Dans ces conditions, Madame [C] [M] ne pourra bénéficier de délais de paiement pour l’apurement de sa dette locative, et la clause résolutoire acquise au 13 décembre 2023 conservera par conséquent tous ses effets.
IV. SUR LES DEMANDES ACCESSOIRES :
Madame [C] [M], partie perdante, supportera la charge des dépens, qui comprendront notamment le coût du commandement de payer du 13 novembre 2023 et celui de l’assignation introductive d’instance.
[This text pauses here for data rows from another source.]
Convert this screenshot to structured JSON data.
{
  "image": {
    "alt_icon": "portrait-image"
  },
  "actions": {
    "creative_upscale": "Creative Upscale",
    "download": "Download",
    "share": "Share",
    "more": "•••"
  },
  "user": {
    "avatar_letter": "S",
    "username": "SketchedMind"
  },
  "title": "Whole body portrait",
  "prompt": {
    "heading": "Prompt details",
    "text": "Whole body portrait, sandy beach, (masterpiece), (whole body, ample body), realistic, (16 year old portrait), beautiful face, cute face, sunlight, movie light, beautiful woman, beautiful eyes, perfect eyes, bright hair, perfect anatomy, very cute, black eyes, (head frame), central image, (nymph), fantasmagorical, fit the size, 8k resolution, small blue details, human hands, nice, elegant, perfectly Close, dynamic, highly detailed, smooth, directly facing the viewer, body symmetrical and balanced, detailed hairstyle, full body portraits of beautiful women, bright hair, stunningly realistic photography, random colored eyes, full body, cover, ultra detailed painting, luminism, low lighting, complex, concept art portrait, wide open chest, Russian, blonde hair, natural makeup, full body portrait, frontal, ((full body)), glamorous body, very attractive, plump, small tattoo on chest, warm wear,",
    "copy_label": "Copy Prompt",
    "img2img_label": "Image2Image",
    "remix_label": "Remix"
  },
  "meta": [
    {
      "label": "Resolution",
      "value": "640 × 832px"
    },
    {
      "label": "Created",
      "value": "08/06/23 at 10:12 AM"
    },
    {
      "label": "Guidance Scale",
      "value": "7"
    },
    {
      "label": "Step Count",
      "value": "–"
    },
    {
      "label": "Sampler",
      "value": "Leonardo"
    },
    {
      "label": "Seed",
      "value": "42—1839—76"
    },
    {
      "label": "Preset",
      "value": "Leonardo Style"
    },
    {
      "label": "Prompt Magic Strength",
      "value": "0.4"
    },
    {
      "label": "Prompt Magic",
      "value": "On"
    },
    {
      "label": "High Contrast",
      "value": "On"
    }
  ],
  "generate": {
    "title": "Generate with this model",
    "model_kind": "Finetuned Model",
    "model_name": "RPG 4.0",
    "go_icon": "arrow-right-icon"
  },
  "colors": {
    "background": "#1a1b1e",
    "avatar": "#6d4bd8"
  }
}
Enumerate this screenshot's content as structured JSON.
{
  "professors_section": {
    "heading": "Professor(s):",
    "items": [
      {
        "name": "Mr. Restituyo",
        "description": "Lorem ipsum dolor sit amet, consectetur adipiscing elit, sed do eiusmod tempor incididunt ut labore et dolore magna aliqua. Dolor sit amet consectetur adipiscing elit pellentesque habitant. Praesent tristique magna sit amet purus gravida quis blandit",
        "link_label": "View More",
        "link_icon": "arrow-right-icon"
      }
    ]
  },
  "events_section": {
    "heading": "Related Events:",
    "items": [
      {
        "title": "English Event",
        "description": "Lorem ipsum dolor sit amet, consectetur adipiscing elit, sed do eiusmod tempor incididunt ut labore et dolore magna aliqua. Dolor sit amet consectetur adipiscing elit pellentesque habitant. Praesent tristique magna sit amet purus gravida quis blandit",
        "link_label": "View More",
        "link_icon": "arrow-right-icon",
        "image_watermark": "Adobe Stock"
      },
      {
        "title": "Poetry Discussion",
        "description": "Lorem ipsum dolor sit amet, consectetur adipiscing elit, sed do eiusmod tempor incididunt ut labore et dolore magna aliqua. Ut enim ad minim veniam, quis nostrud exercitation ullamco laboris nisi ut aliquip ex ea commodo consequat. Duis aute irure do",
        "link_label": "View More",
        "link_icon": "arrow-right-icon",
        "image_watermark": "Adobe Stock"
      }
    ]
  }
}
Nonobstant les démarches judiciaires qu’a dû accomplir le bailleur LOGEMLOIRET, et compte tenu de la précarité avérée de la situation tant sociale que financière de Madame [C] [M], il n’y aura pas lieu de faire application des dispositions de l’article 700 du Code de procédure civile.
PAR CES MOTIFS
Le juge, statuant par mise à disposition au greffe, par jugement contradictoire et en premier ressort,
DECLARE recevable l’action aux fins de constat de la résiliation du bail ;
REJETTE tout délai de paiement de la dette locative et de suspension de la clause résolutoire ;
CONSTATE que les conditions d’acquisition de la clause résolutoire, pour défaut d’assurance, figurant au bail conclu le 27 août 2010 entre l’Office Public de l’Habitat LOGEMLOIRET et Madame [C] [M], concernant le bien à usage d’habitation situé [Adresse 3] sont réunies à la date du 13 décembre 2023 ;
ORDONNE en conséquence à Madame [C] [M], occupante sans droit ni titre du logement, de libérer les lieux et de restituer les clés dès la signification du présent jugement ;
DIT qu’à défaut pour Madame [C] [M] d’avoir volontairement libéré les lieux et restitué les clés dans ce délai, l’Office Public de l’Habitat LOGEMLOIRET pourra, deux mois après la signification d’un commandement de quitter les lieux, faire procéder à son expulsion ainsi qu’à celle de tous occupants de son chef, y compris le cas échéant avec le concours d’un serrurier et de la force publique ;
DIT également que les meubles et objets se trouvant dans les lieux suivront le sort prévu notamment par les articles L433-1 et suivants du Code des procédures civiles d’exécution ;
CONDAMNE Madame [C] [M] à verser à l’Office Public de l’Habitat LOGEMLOIRET, pris en la personne de son représentant légal, la somme de 7.439,15 € (sept mille quatre cent trente-neuf euros et quinze centimes) au titre des loyers, charges et indemnités d’occupation impayés selon décompte arrêté au 4 novembre 2024 (échéance du mois de novembre 2024 incluse) hors frais de poursuite et frais non contractuels, assortie des intérêts légaux à compter de la signification de la présente décision ;
CONDAMNE Madame [C] [M] à verser à l’Office Public de l’Habitat LOGEMLOIRET, pris en la personne de son représentant légal, une indemnité mensuelle d’occupation d’un montant équivalent à celui du loyer et des charges -révisables et indexées en vertu des conditions contractuelles- selon décompte arrêté au 4 novembre 2024 (échéance du mois de novembre 2024 incluse), laquelle s’appliquera à compter du 14 décembre 2023, et ce, jusqu’à la date de la libération effective et définitive des lieux caractérisée par la restitution des clés ;
DIT n’y avoir lieu à application des dispositions de l’article 700 du Code de procédure civile ;
CONDAMNE Madame [C] [M] aux entiers dépens, comprenant le coût du commandement de payer du 13 novembre 2023 et celui de l’assignation introductive ;
REJETTE toutes les autres demandes, plus amples ou contraires des parties ;
Ainsi jugé et prononcé par mise à disposition du jugement au greffe du tribunal judiciaire, le 25 avril 2025, la minute étant signée par le juge et par la greffière.